- Written by: Karin Altmann; Michael Brindley;
- Directed by: Richard Franklin
- Starring: Peter Phelps; Rachel Blakely; Chris Haywood;
- Music by: Nerida Tyson-Chew
- Country of origin: Australia
- Original language: English

Production
- Executive producers: Andrew Brooke; Kris Noble;
- Producer: Ian Bradley
- Cinematography: Ellery Ryan
- Editor: David Pulbrook
- Running time: 97 minutes
- Production companies: Grundy Television Productions; Nine Network Australia;

Original release
- Release: 1997

= One Way Ticket (1997 film) =

1997 Australian television film

One Way Ticket is a 1997 Australian made-for-television drama film directed by Richard Franklin.
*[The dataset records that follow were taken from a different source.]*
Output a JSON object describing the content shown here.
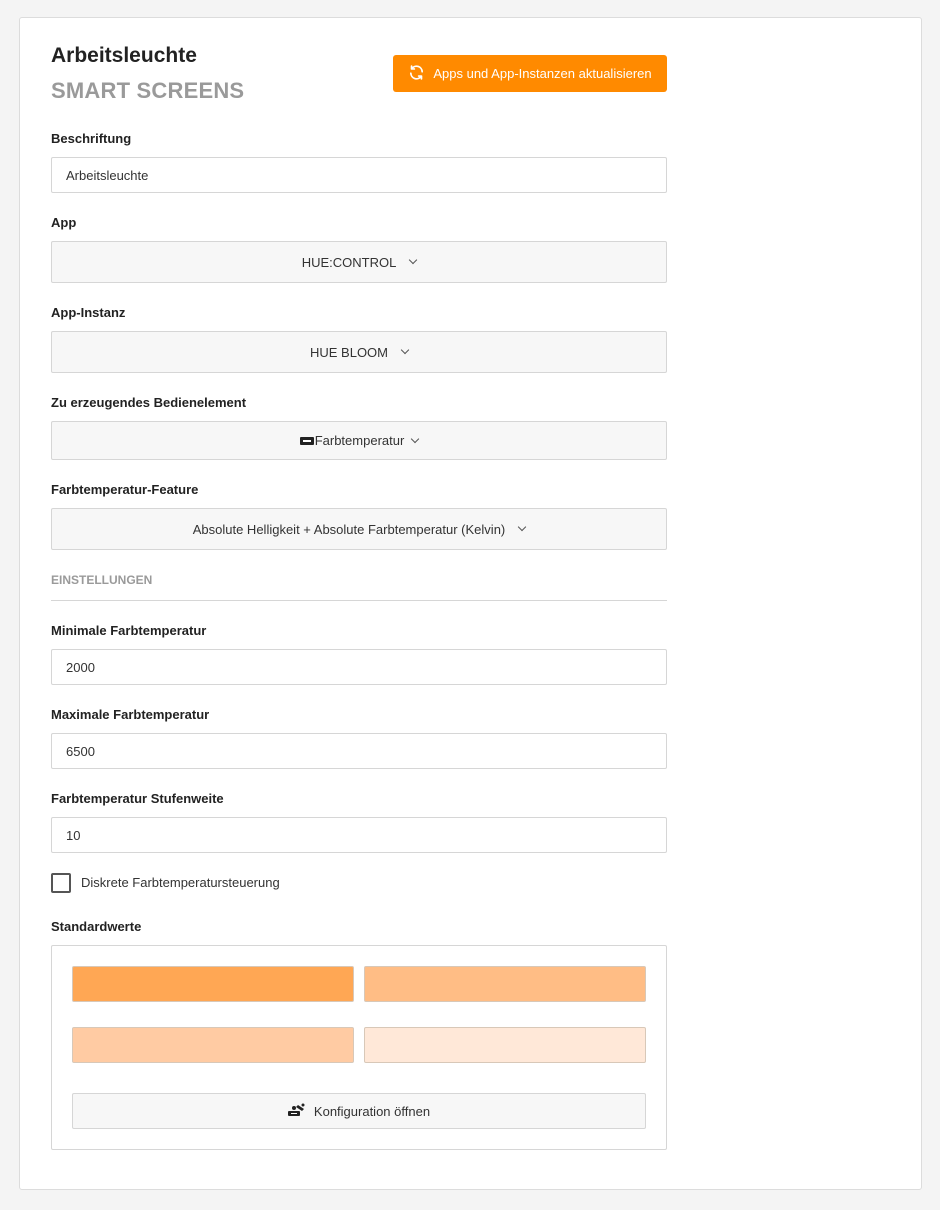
{
  "header": {
    "title": "Arbeitsleuchte",
    "subtitle": "SMART SCREENS",
    "refresh_label": "Apps und App-Instanzen aktualisieren",
    "refresh_icon": "refresh-icon"
  },
  "accent_color": "#ff8a00",
  "fields": {
    "caption": {
      "label": "Beschriftung",
      "value": "Arbeitsleuchte"
    },
    "app": {
      "label": "App",
      "value": "HUE:CONTROL"
    },
    "app_instance": {
      "label": "App-Instanz",
      "value": "HUE BLOOM"
    },
    "control_element": {
      "label": "Zu erzeugendes Bedienelement",
      "value": "Farbtemperatur",
      "icon": "control-slider-icon"
    },
    "color_temp_feature": {
      "label": "Farbtemperatur-Feature",
      "value": "Absolute Helligkeit + Absolute Farbtemperatur (Kelvin)"
    }
  },
  "settings": {
    "heading": "EINSTELLUNGEN",
    "min_temp": {
      "label": "Minimale Farbtemperatur",
      "value": "2000"
    },
    "max_temp": {
      "label": "Maximale Farbtemperatur",
      "value": "6500"
    },
    "step": {
      "label": "Farbtemperatur Stufenweite",
      "value": "10"
    },
    "discrete": {
      "label": "Diskrete Farbtemperatursteuerung",
      "checked": false
    }
  },
  "defaults": {
    "label": "Standardwerte",
    "swatches": [
      "#ffa754",
      "#ffbd85",
      "#ffcba3",
      "#ffe8d8"
    ],
    "config_label": "Konfiguration öffnen",
    "config_icon": "configure-icon"
  }
}
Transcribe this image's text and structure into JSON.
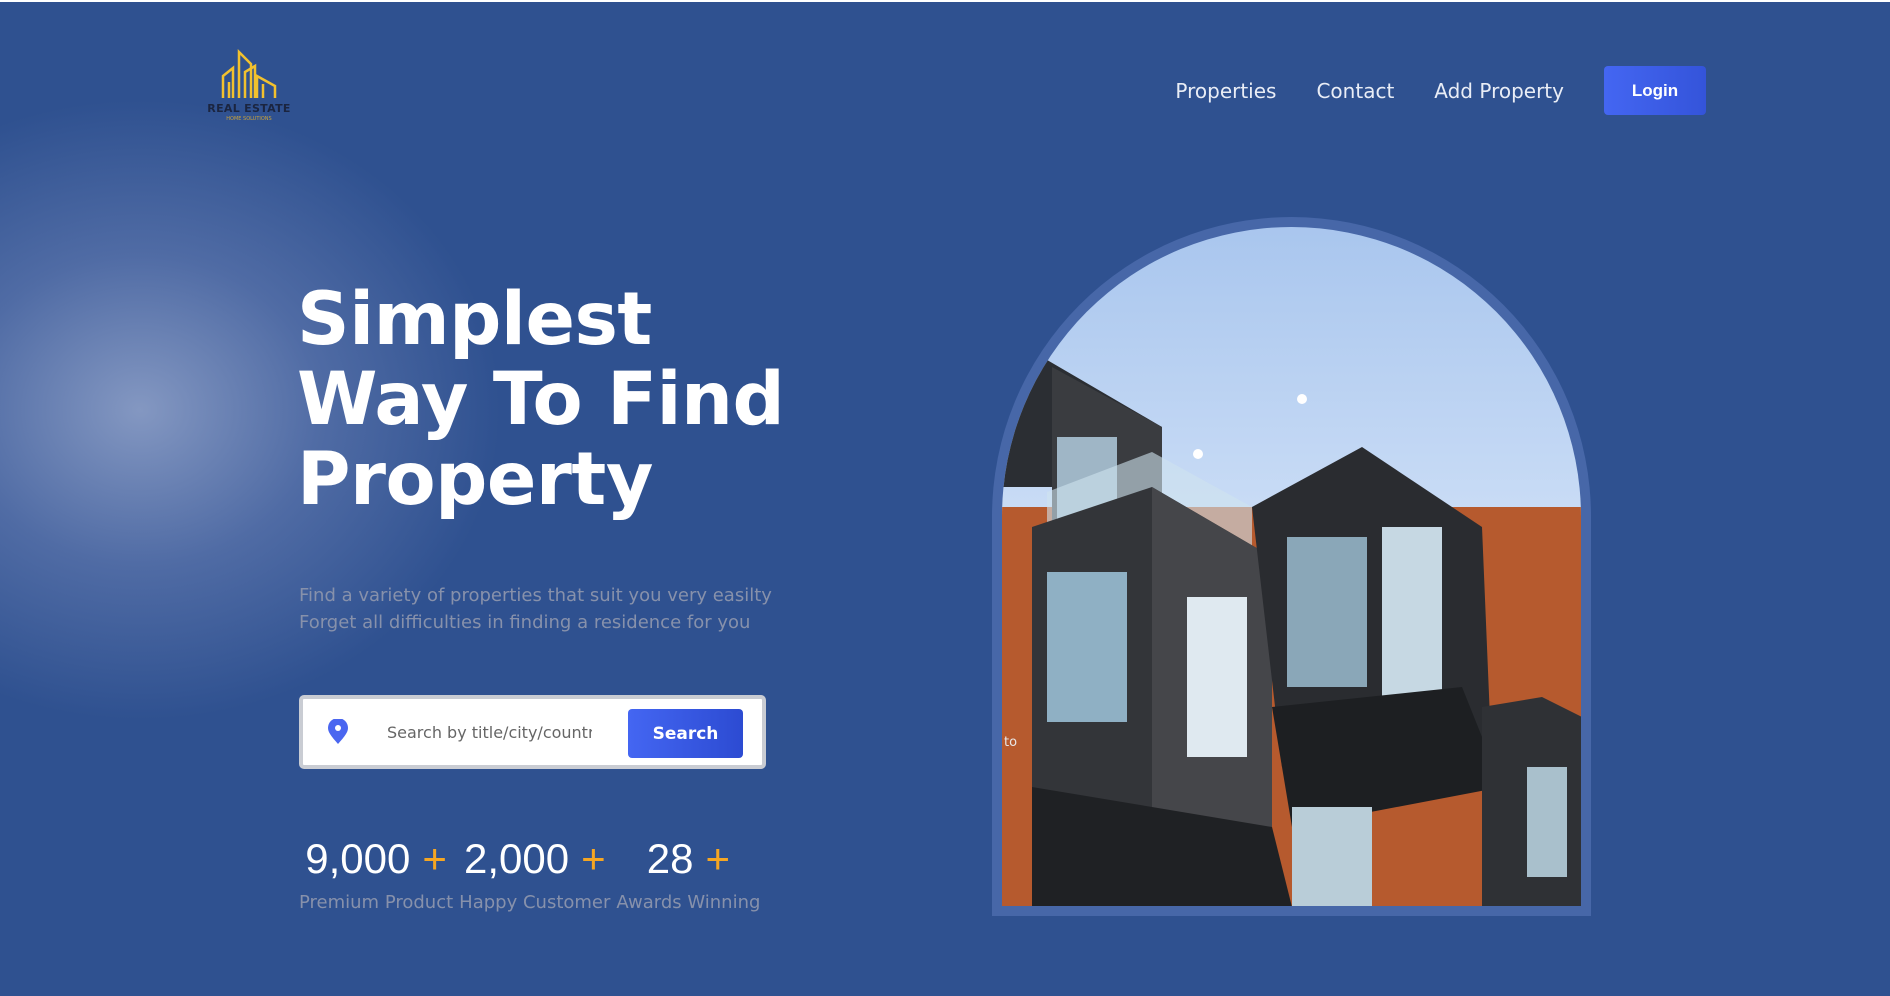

The film was inspired by real events in the life of prison officer Heather Parker, who assisted in the escape of Peter Gibb and Archie Butterly.

==Plot==
A criminal languishing in jail embarks on a torrid affair with a female guard. However, events take a sinister turn as she becomes increasingly besotted, and news of their romance becomes public – leading to the collapse of her marriage. Desperate, she agrees to help the crook escape, only to start doubting his commitment.

==Cast==

- Peter Phelps as Mick Webb
- Rachel Blakely as Deborah Carter
- Chris Haywood as Bertie
- Jane Hall as Kate Stark
- Joseph Spano as Kaiser
- Adriano Cortese as Tumeo
- Russell Fletcher as Geoff
- Marie-Louise Jolicoeur as Maureen
- Samuel Johnson as Jimmie
- Doug Bowles as Preece
- Regina Gaigalas as Lena
- Richard E. Young as Louis
- Sally Lightfoot as Pam
- Dennis Miller as Alf
- Elspeth Ballantyne as Elizabeth
- Richard Moir as Governor
- Frank Gallacher as Macca
- Troy Rowley as Mouse
- Terry Gill as Buddle
- Elly Varrenti as Mags

==Production==
Some filming took place at St. Andrews Hotel, St. Andrews, Victoria, Australia.